The blob points $(\hat{x}, \hat{y})$ and scales $\hat{t}$ are also defined from an operational differential geometric definitions that leads to blob descriptors that are covariant with translations, rotations and rescalings in the image domain. In terms of scale selection, blobs defined from scale-space extrema of the determinant of the Hessian (DoH) also have slightly better scale selection properties under non-Euclidean affine transformations than the more commonly used Laplacian operator (Lindeberg 1994, 1998, 2015). In simplified form, the scale-normalized determinant of the Hessian computed from Haar wavelets is used as the basic interest point operator in the SURF descriptor (Bay et al. 2006) for image matching and object recognition.

A detailed analysis of the selection properties of the determinant of the Hessian operator and other closely scale-space interest point detectors is given in (Lindeberg 2013a) showing that the determinant of the Hessian operator has better scale selection properties under affine image transformations than the Laplacian operator.
In (Lindeberg 2013b, 2015) it is shown that the determinant of the Hessian operator performs significantly better than the Laplacian operator or its difference-of-Gaussians approximation, as well as better than the Harris or Harris-Laplace operators, for image-based matching using local SIFT-like or SURF-like image descriptors, leading to higher efficiency values and lower 1-precision scores.

==The hybrid Laplacian and determinant of the Hessian operator (Hessian-Laplace)==
A hybrid operator between the Laplacian and the determinant of the Hessian blob detectors has also been proposed, where spatial selection is done by the determinant of the Hessian and scale selection is performed with the scale-normalized Laplacian (Mikolajczyk and Schmid 2004):
$(\hat{x}, \hat{y}) = \operatorname{argmaxlocal}_{(x, y)}((\det H L)(x, y; t))$
$\hat{t} = \operatorname{argmaxminlocal}_{t}((\nabla^2_\mathrm{norm} L)(\hat{x}, \hat{y}; t))$
This operator has been used for image matching, object recognition as well as texture analysis.

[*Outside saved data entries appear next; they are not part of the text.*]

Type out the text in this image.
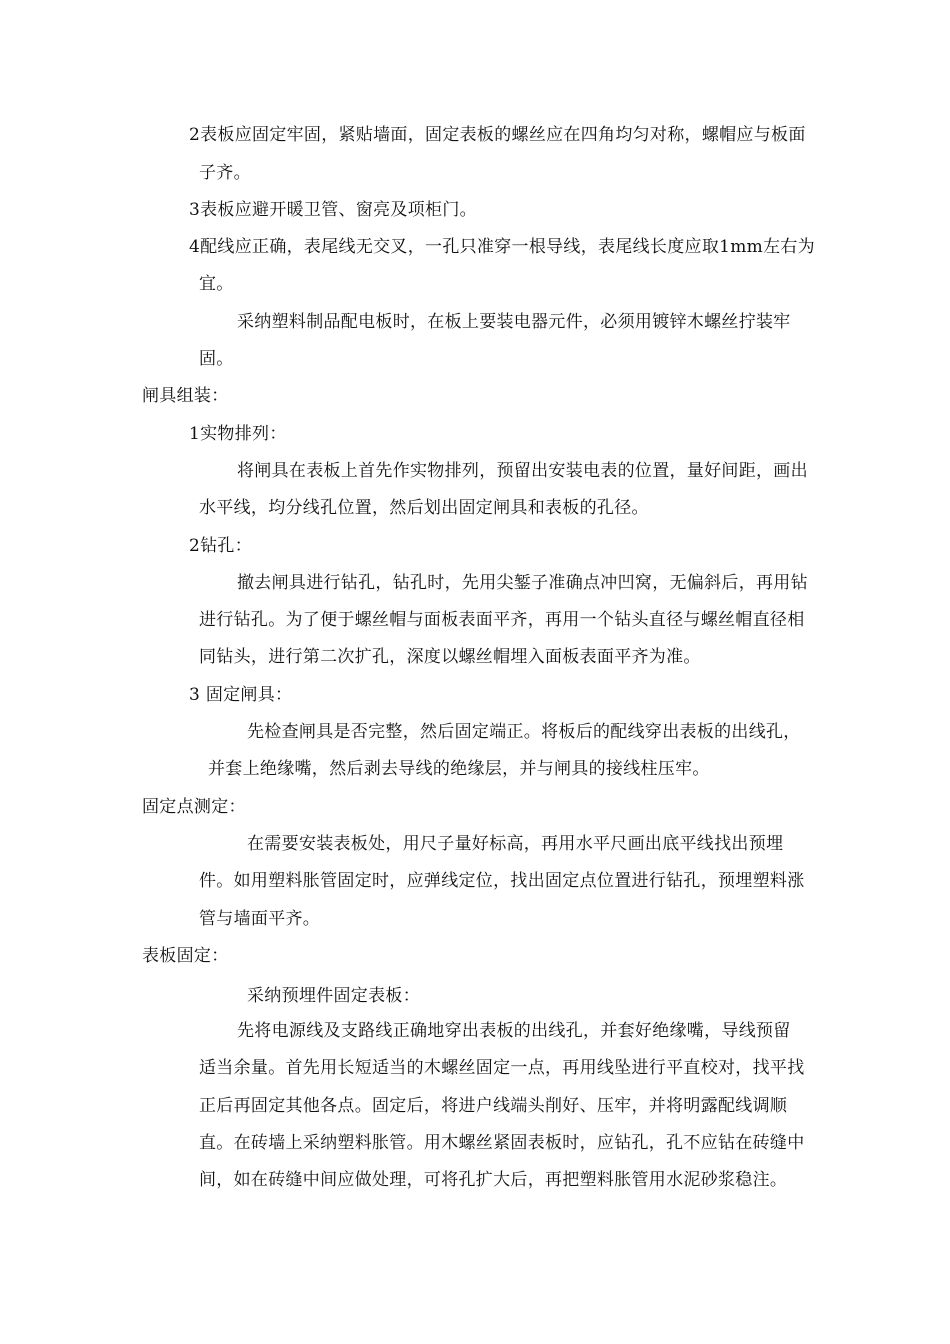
2表板应固定牢固，紧贴墙面，固定表板的螺丝应在四角均匀对称，螺帽应与板面
子齐。
3表板应避开暖卫管、窗亮及项柜门。
4配线应正确，表尾线无交叉，一孔只准穿一根导线，表尾线长度应取1mm左右为
宜。
采纳塑料制品配电板时，在板上要装电器元件，必须用镀锌木螺丝拧装牢
固。
闸具组装：
1实物排列：
将闸具在表板上首先作实物排列，预留出安装电表的位置，量好间距，画出
水平线，均分线孔位置，然后划出固定闸具和表板的孔径。
2钻孔：
撤去闸具进行钻孔，钻孔时，先用尖錾子准确点冲凹窝，无偏斜后，再用钻
进行钻孔。为了便于螺丝帽与面板表面平齐，再用一个钻头直径与螺丝帽直径相
同钻头，进行第二次扩孔，深度以螺丝帽埋入面板表面平齐为准。
3 固定闸具：
先检查闸具是否完整，然后固定端正。将板后的配线穿出表板的出线孔，
并套上绝缘嘴，然后剥去导线的绝缘层，并与闸具的接线柱压牢。
固定点测定：
在需要安装表板处，用尺子量好标高，再用水平尺画出底平线找出预埋
件。如用塑料胀管固定时，应弹线定位，找出固定点位置进行钻孔，预埋塑料涨
管与墙面平齐。
表板固定：
采纳预埋件固定表板：
先将电源线及支路线正确地穿出表板的出线孔，并套好绝缘嘴，导线预留
适当余量。首先用长短适当的木螺丝固定一点，再用线坠进行平直校对，找平找
正后再固定其他各点。固定后，将进户线端头削好、压牢，并将明露配线调顺
直。在砖墙上采纳塑料胀管。用木螺丝紧固表板时，应钻孔，孔不应钻在砖缝中
间，如在砖缝中间应做处理，可将孔扩大后，再把塑料胀管用水泥砂浆稳注。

==Affine-adapted differential blob detectors==
The blob descriptors obtained from these blob detectors with automatic scale selection are invariant to translations, rotations and uniform rescalings in the spatial domain. The images that constitute the input to a computer vision system are, however, also subject to perspective distortions. To obtain blob descriptors that are more robust to perspective transformations, a natural approach is to devise a blob detector that is invariant to affine transformations. In practice, affine invariant interest points can be obtained by applying affine shape adaptation to a blob descriptor, where the shape of the smoothing kernel is iteratively warped to match the local image structure around the blob, or equivalently a local image patch is iteratively warped while the shape of the smoothing kernel remains rotationally symmetric (Lindeberg and Garding 1997; Baumberg 2000; Mikolajczyk and Schmid 2004, Lindeberg 2008). In this way, we can define affine-adapted versions of the Laplacian/Difference of Gaussian operator, the determinant of the Hessian and the Hessian-Laplace operator (see also Harris-Affine and Hessian-Affine).

==Spatio-temporal blob detectors==
The determinant of the Hessian operator has been extended to joint space-time by Willems et al. and Lindeberg, leading to the following scale-normalized differential expression:

$$\det(H_{(x,y,t),\mathrm{norm}} L)
 = s^{2 \gamma_s} \tau^{\gamma_{\tau}}
 \left( L_{xx} L_{yy} L_{tt} + 2 L_{xy} L_{xt} L_{yt}
 - L_{xx} L_{yt}^2 - L_{yy} L_{xt}^2 - L_{tt} L_{xy}^2 \right).$$

In the work by Willems et al., a simpler expression corresponding to $\gamma_s = 1$ and $\gamma_{\tau} = 1$ was used. In Lindeberg, it was shown that $\gamma_s = 5/4$ and $\gamma_{\tau} = 5/4$ implies better scale selection properties in the sense that the selected scale levels obtained from a spatio-temporal Gaussian blob with spatial extent $s = s_0$ and temporal extent $\tau = \tau_0$ will perfectly match the spatial extent and the temporal duration of the blob, with scale selection performed by detecting spatio-temporal scale-space extrema of the differential expression.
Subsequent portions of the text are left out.